Se analizziamo nel dettaglio quanto deciso, vediamo che la “manovra del popolo” è in realtà una manovra “contro il popolo”.
Non c’è traccia della abolizione della legge Fornero sulle pensioni: al momento è stata prevista una piccola riduzione dell’età per accedere alla pensione (la cosiddetta quota 100, 38 anni di contributi e 62 di età anagrafica). Il problema è che mantenendo il calcolo dell’assegno pensionistico col sistema contributivo, prima si va in pensione e più l’importo sarà ridotto. Dopo aver passato una intera vita come “lavoratore povero”, ci aspetta un futuro da pensionato ancora più povero. Inoltre nelle ultime ore voci sempre più concordanti (tra le quali l’agenzia di rating Moody’s che ha emesso un giudizio sulla manovra meno duro del previsto) sostengono che la mini-riforma della Fornero varrà solo per uno, massimo due anni.
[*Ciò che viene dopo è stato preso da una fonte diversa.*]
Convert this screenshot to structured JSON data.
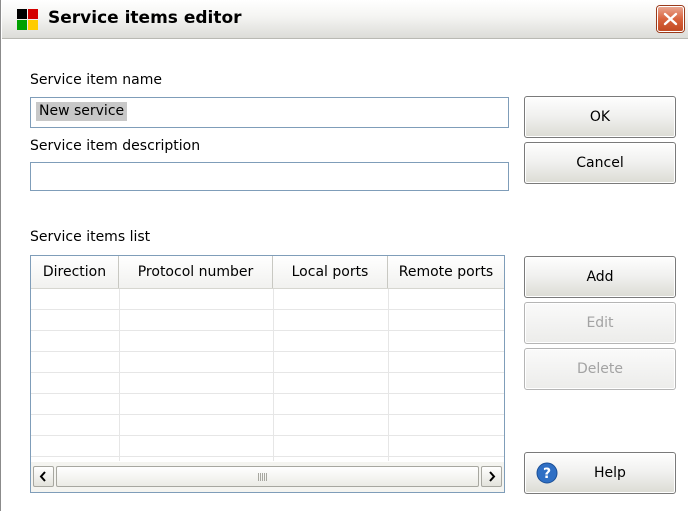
{
  "window": {
    "title": "Service items editor",
    "icon": "avast-logo-icon",
    "accent_colors": [
      "#000000",
      "#d40000",
      "#00a000",
      "#ffcc00"
    ]
  },
  "form": {
    "name_label": "Service item name",
    "name_value": "New service",
    "description_label": "Service item description",
    "description_value": "",
    "list_label": "Service items list"
  },
  "list": {
    "columns": [
      "Direction",
      "Protocol number",
      "Local ports",
      "Remote ports"
    ],
    "rows": []
  },
  "buttons": {
    "ok": "OK",
    "cancel": "Cancel",
    "add": "Add",
    "edit": "Edit",
    "delete": "Delete",
    "help": "Help"
  }
}
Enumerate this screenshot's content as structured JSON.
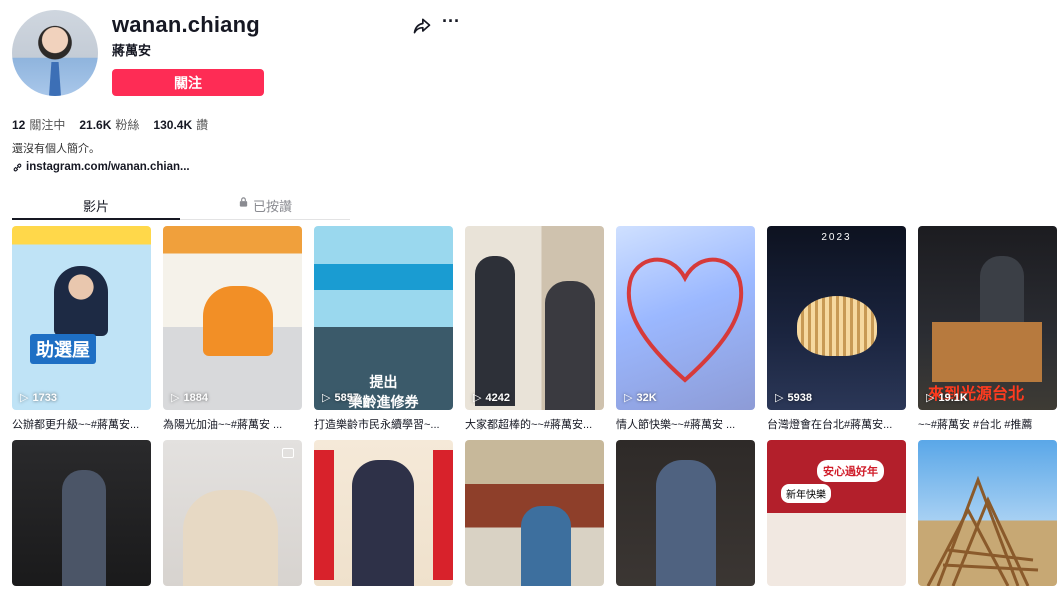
{
  "profile": {
    "username": "wanan.chiang",
    "nickname": "蔣萬安",
    "follow_label": "關注",
    "stats": [
      {
        "value": "12",
        "label": "關注中"
      },
      {
        "value": "21.6K",
        "label": "粉絲"
      },
      {
        "value": "130.4K",
        "label": "讚"
      }
    ],
    "bio": "還沒有個人簡介。",
    "link": "instagram.com/wanan.chian..."
  },
  "tabs": {
    "videos": "影片",
    "liked": "已按讚"
  },
  "videos": [
    {
      "views": "1733",
      "caption": "公辦都更升級~~#蔣萬安..."
    },
    {
      "views": "1884",
      "caption": "為陽光加油~~#蔣萬安 ..."
    },
    {
      "views": "5857",
      "caption": "打造樂齡市民永續學習~..."
    },
    {
      "views": "4242",
      "caption": "大家都超棒的~~#蔣萬安..."
    },
    {
      "views": "32K",
      "caption": "情人節快樂~~#蔣萬安 ..."
    },
    {
      "views": "5938",
      "caption": "台灣燈會在台北#蔣萬安..."
    },
    {
      "views": "19.1K",
      "caption": "~~#蔣萬安 #台北 #推薦"
    }
  ],
  "thumb_text": {
    "t1": "助選屋",
    "t3": "提出\n樂齡進修券",
    "t6": "2023",
    "t7": "來到光源台北",
    "t13a": "安心過好年",
    "t13b": "新年快樂"
  },
  "colors": {
    "accent": "#fe2c55",
    "text": "#161823"
  }
}
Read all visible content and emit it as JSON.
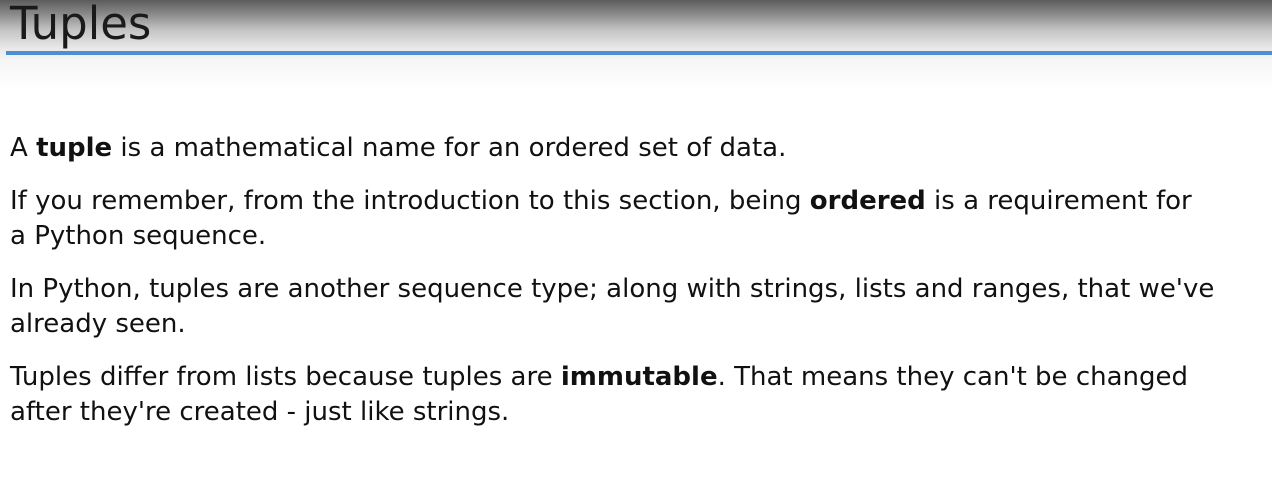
{
  "slide": {
    "title": "Tuples"
  },
  "paragraphs": [
    {
      "lines": [
        [
          {
            "text": "A ",
            "bold": false
          },
          {
            "text": "tuple",
            "bold": true
          },
          {
            "text": " is a mathematical name for an ordered set of data.",
            "bold": false
          }
        ]
      ]
    },
    {
      "lines": [
        [
          {
            "text": "If you remember, from the introduction to this section, being ",
            "bold": false
          },
          {
            "text": "ordered",
            "bold": true
          },
          {
            "text": " is a requirement for",
            "bold": false
          }
        ],
        [
          {
            "text": "a Python sequence.",
            "bold": false
          }
        ]
      ]
    },
    {
      "lines": [
        [
          {
            "text": "In Python, tuples are another sequence type; along with strings, lists and ranges, that we've",
            "bold": false
          }
        ],
        [
          {
            "text": "already seen.",
            "bold": false
          }
        ]
      ]
    },
    {
      "lines": [
        [
          {
            "text": "Tuples differ from lists because tuples are ",
            "bold": false
          },
          {
            "text": "immutable",
            "bold": true
          },
          {
            "text": ". That means they can't be changed",
            "bold": false
          }
        ],
        [
          {
            "text": "after they're created - just like strings.",
            "bold": false
          }
        ]
      ]
    }
  ]
}
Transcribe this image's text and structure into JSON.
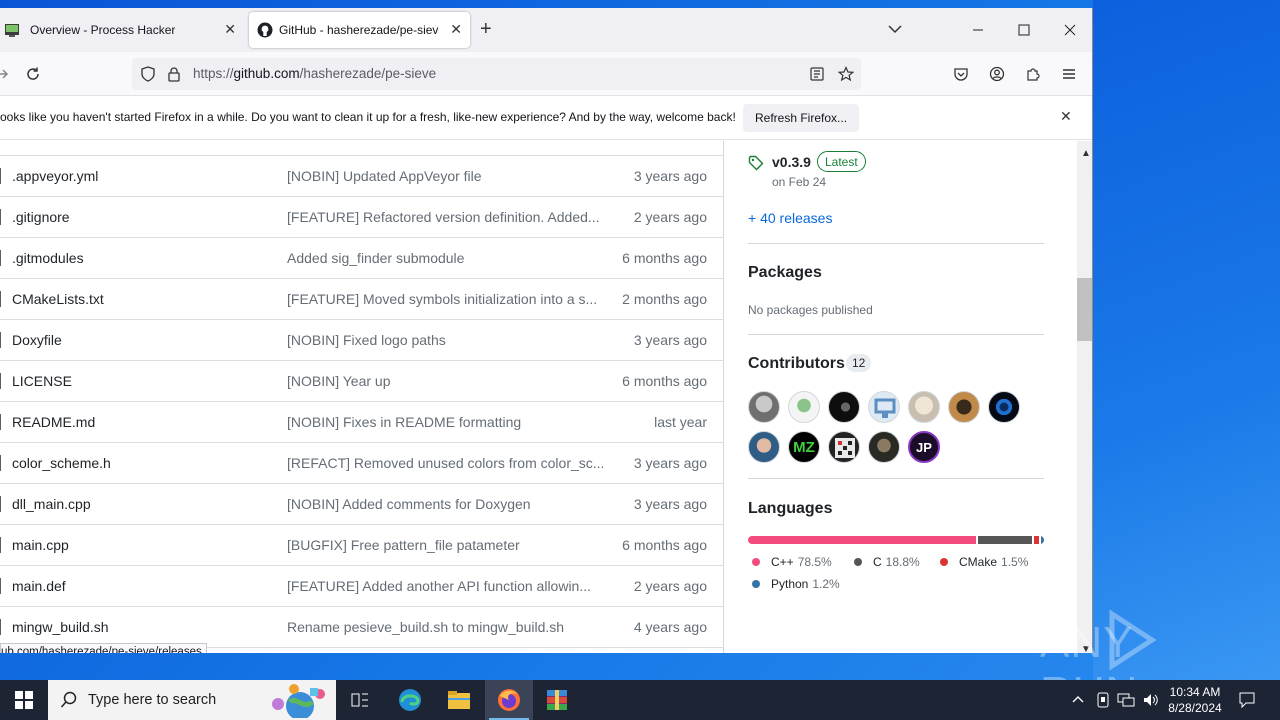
{
  "browser": {
    "tabs": [
      {
        "label": "Overview - Process Hacker",
        "active": false
      },
      {
        "label": "GitHub - hasherezade/pe-sieve",
        "active": true
      }
    ],
    "url": {
      "scheme": "https://",
      "host": "github.com",
      "path": "/hasherezade/pe-sieve"
    },
    "notification": {
      "text": "ooks like you haven't started Firefox in a while. Do you want to clean it up for a fresh, like-new experience? And by the way, welcome back!",
      "button": "Refresh Firefox..."
    },
    "status_url": "ub.com/hasherezade/pe-sieve/releases"
  },
  "files": [
    {
      "name": ".appveyor.yml",
      "message": "[NOBIN] Updated AppVeyor file",
      "date": "3 years ago"
    },
    {
      "name": ".gitignore",
      "message": "[FEATURE] Refactored version definition. Added...",
      "date": "2 years ago"
    },
    {
      "name": ".gitmodules",
      "message": "Added sig_finder submodule",
      "date": "6 months ago"
    },
    {
      "name": "CMakeLists.txt",
      "message": "[FEATURE] Moved symbols initialization into a s...",
      "date": "2 months ago"
    },
    {
      "name": "Doxyfile",
      "message": "[NOBIN] Fixed logo paths",
      "date": "3 years ago"
    },
    {
      "name": "LICENSE",
      "message": "[NOBIN] Year up",
      "date": "6 months ago"
    },
    {
      "name": "README.md",
      "message": "[NOBIN] Fixes in README formatting",
      "date": "last year"
    },
    {
      "name": "color_scheme.h",
      "message": "[REFACT] Removed unused colors from color_sc...",
      "date": "3 years ago"
    },
    {
      "name": "dll_main.cpp",
      "message": "[NOBIN] Added comments for Doxygen",
      "date": "3 years ago"
    },
    {
      "name": "main.cpp",
      "message": "[BUGFIX] Free pattern_file patameter",
      "date": "6 months ago"
    },
    {
      "name": "main.def",
      "message": "[FEATURE] Added another API function allowin...",
      "date": "2 years ago"
    },
    {
      "name": "mingw_build.sh",
      "message": "Rename pesieve_build.sh to mingw_build.sh",
      "date": "4 years ago"
    }
  ],
  "sidebar": {
    "release": {
      "version": "v0.3.9",
      "badge": "Latest",
      "date": "on Feb 24"
    },
    "releases_link": "+ 40 releases",
    "packages": {
      "title": "Packages",
      "note": "No packages published"
    },
    "contributors": {
      "title": "Contributors",
      "count": "12"
    },
    "languages": {
      "title": "Languages",
      "items": [
        {
          "name": "C++",
          "percent": "78.5%",
          "value": 78.5,
          "color": "#f34b7d"
        },
        {
          "name": "C",
          "percent": "18.8%",
          "value": 18.8,
          "color": "#555555"
        },
        {
          "name": "CMake",
          "percent": "1.5%",
          "value": 1.5,
          "color": "#da3434"
        },
        {
          "name": "Python",
          "percent": "1.2%",
          "value": 1.2,
          "color": "#3572a5"
        }
      ]
    }
  },
  "taskbar": {
    "search_placeholder": "Type here to search",
    "time": "10:34 AM",
    "date": "8/28/2024"
  },
  "watermark": "ANY RUN",
  "colors": {
    "accent": "#0969da",
    "latest": "#1a7f37",
    "taskbar": "#1d2433"
  }
}
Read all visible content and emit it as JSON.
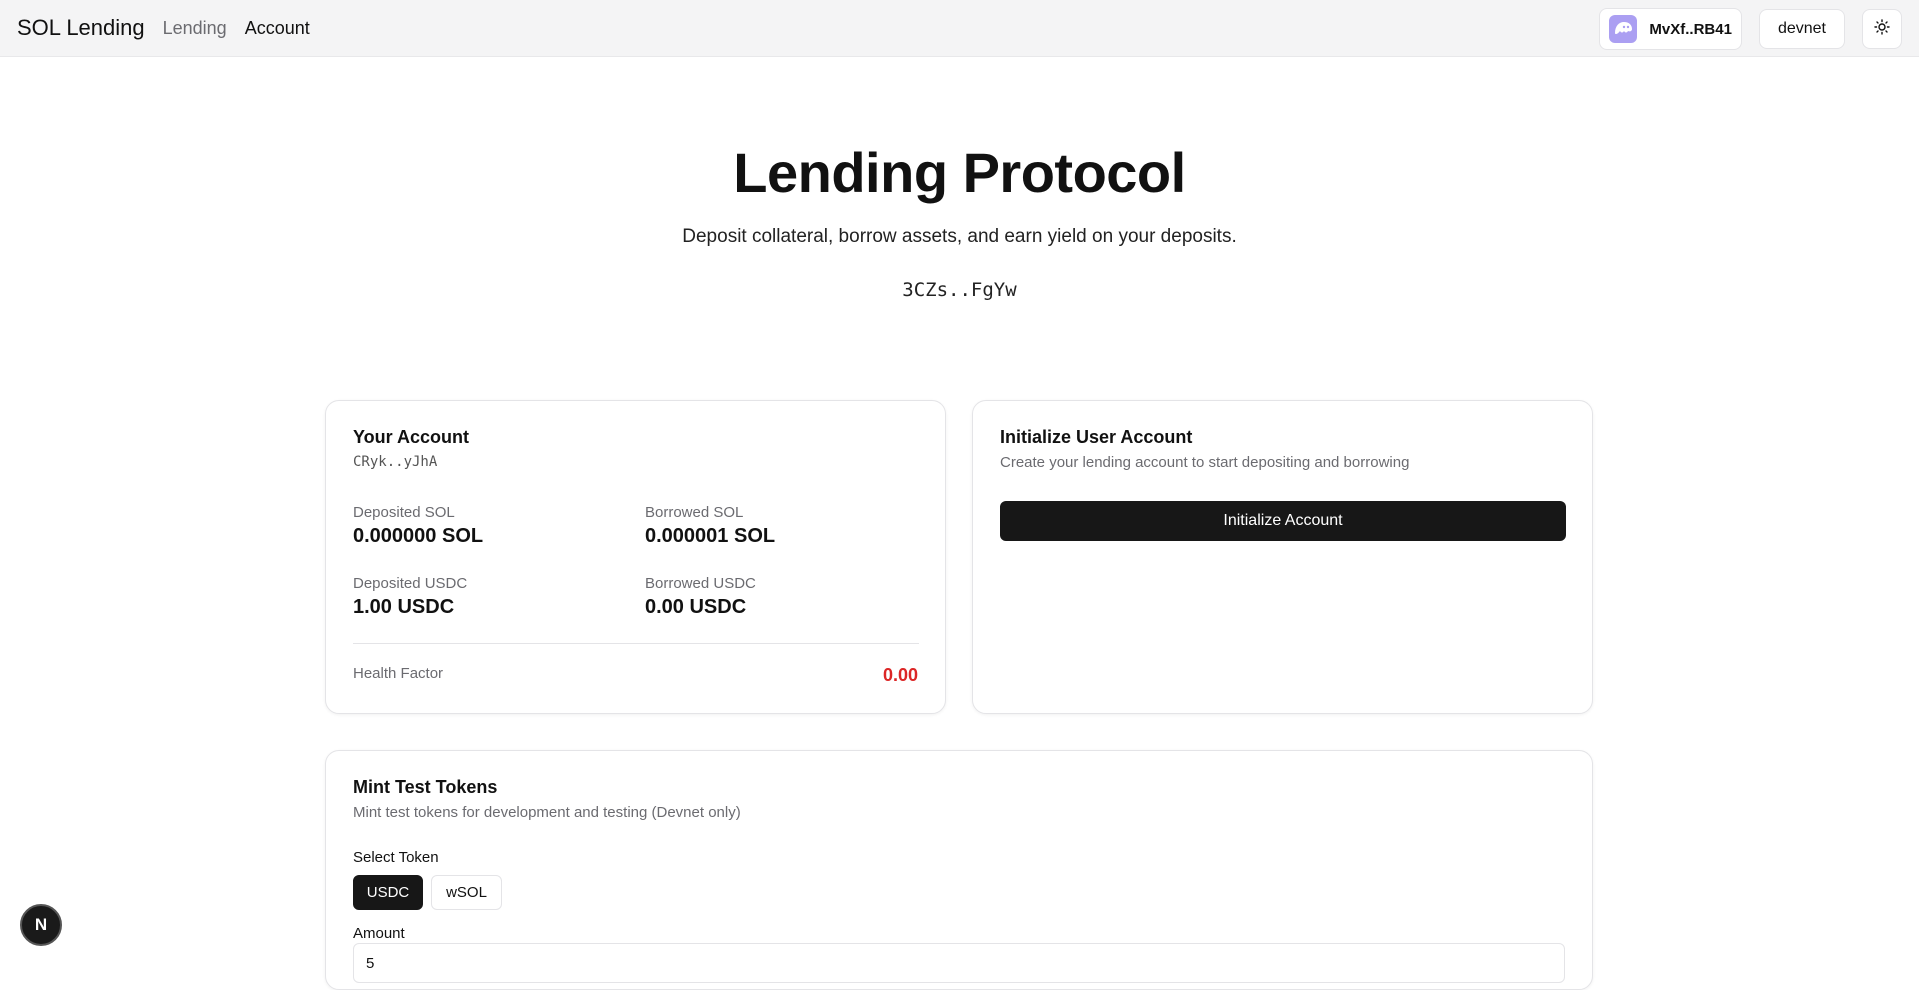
{
  "header": {
    "brand": "SOL Lending",
    "nav": [
      {
        "label": "Lending"
      },
      {
        "label": "Account"
      }
    ],
    "wallet_label": "MvXf..RB41",
    "network_label": "devnet",
    "theme_icon": "sun-icon",
    "wallet_icon": "phantom-icon"
  },
  "hero": {
    "title": "Lending Protocol",
    "subtitle": "Deposit collateral, borrow assets, and earn yield on your deposits.",
    "program_address": "3CZs..FgYw"
  },
  "account_card": {
    "title": "Your Account",
    "address": "CRyk..yJhA",
    "stats": [
      {
        "label": "Deposited SOL",
        "value": "0.000000 SOL"
      },
      {
        "label": "Borrowed SOL",
        "value": "0.000001 SOL"
      },
      {
        "label": "Deposited USDC",
        "value": "1.00 USDC"
      },
      {
        "label": "Borrowed USDC",
        "value": "0.00 USDC"
      }
    ],
    "health_label": "Health Factor",
    "health_value": "0.00",
    "health_color": "#dc2626"
  },
  "init_card": {
    "title": "Initialize User Account",
    "description": "Create your lending account to start depositing and borrowing",
    "button_label": "Initialize Account"
  },
  "mint_card": {
    "title": "Mint Test Tokens",
    "description": "Mint test tokens for development and testing (Devnet only)",
    "select_label": "Select Token",
    "tokens": [
      {
        "label": "USDC",
        "selected": true
      },
      {
        "label": "wSOL",
        "selected": false
      }
    ],
    "amount_label": "Amount",
    "amount_value": "5"
  },
  "dev_badge": {
    "label": "N",
    "icon": "nextjs-icon"
  }
}
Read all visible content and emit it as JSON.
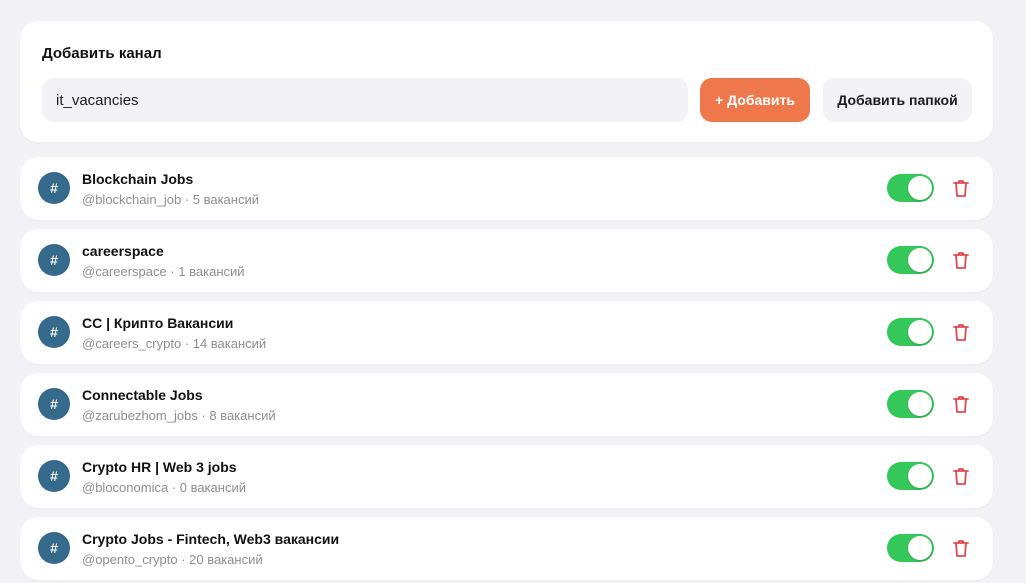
{
  "add_channel": {
    "title": "Добавить канал",
    "input_value": "it_vacancies",
    "add_button_label": "+ Добавить",
    "add_folder_button_label": "Добавить папкой"
  },
  "colors": {
    "accent": "#ee774b",
    "toggle_on": "#34c759",
    "avatar": "#356a8c",
    "delete": "#e5484d",
    "background": "#f2f2f7"
  },
  "channels": [
    {
      "avatar_symbol": "#",
      "name": "Blockchain Jobs",
      "meta": "@blockchain_job · 5 вакансий",
      "enabled": true,
      "toggle_icon": "toggle-on",
      "delete_icon": "trash-icon"
    },
    {
      "avatar_symbol": "#",
      "name": "careerspace",
      "meta": "@careerspace · 1 вакансий",
      "enabled": true,
      "toggle_icon": "toggle-on",
      "delete_icon": "trash-icon"
    },
    {
      "avatar_symbol": "#",
      "name": "CC | Крипто Вакансии",
      "meta": "@careers_crypto · 14 вакансий",
      "enabled": true,
      "toggle_icon": "toggle-on",
      "delete_icon": "trash-icon"
    },
    {
      "avatar_symbol": "#",
      "name": "Connectable Jobs",
      "meta": "@zarubezhom_jobs · 8 вакансий",
      "enabled": true,
      "toggle_icon": "toggle-on",
      "delete_icon": "trash-icon"
    },
    {
      "avatar_symbol": "#",
      "name": "Crypto HR | Web 3 jobs",
      "meta": "@bloconomica · 0 вакансий",
      "enabled": true,
      "toggle_icon": "toggle-on",
      "delete_icon": "trash-icon"
    },
    {
      "avatar_symbol": "#",
      "name": "Crypto Jobs - Fintech, Web3 вакансии",
      "meta": "@opento_crypto · 20 вакансий",
      "enabled": true,
      "toggle_icon": "toggle-on",
      "delete_icon": "trash-icon"
    }
  ]
}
Il famigerato reddito di cittadinanza molto probabilmente si risolverà in qualcosa in più delle elemosine ai poveri già elargite da Gentiloni e, soprattutto, sarà riservato prioritariamente agli italiani purosangue...
A fronte di queste insignificanti mance, come stanno realmente le cose per i lavoratori e per le masse popolari?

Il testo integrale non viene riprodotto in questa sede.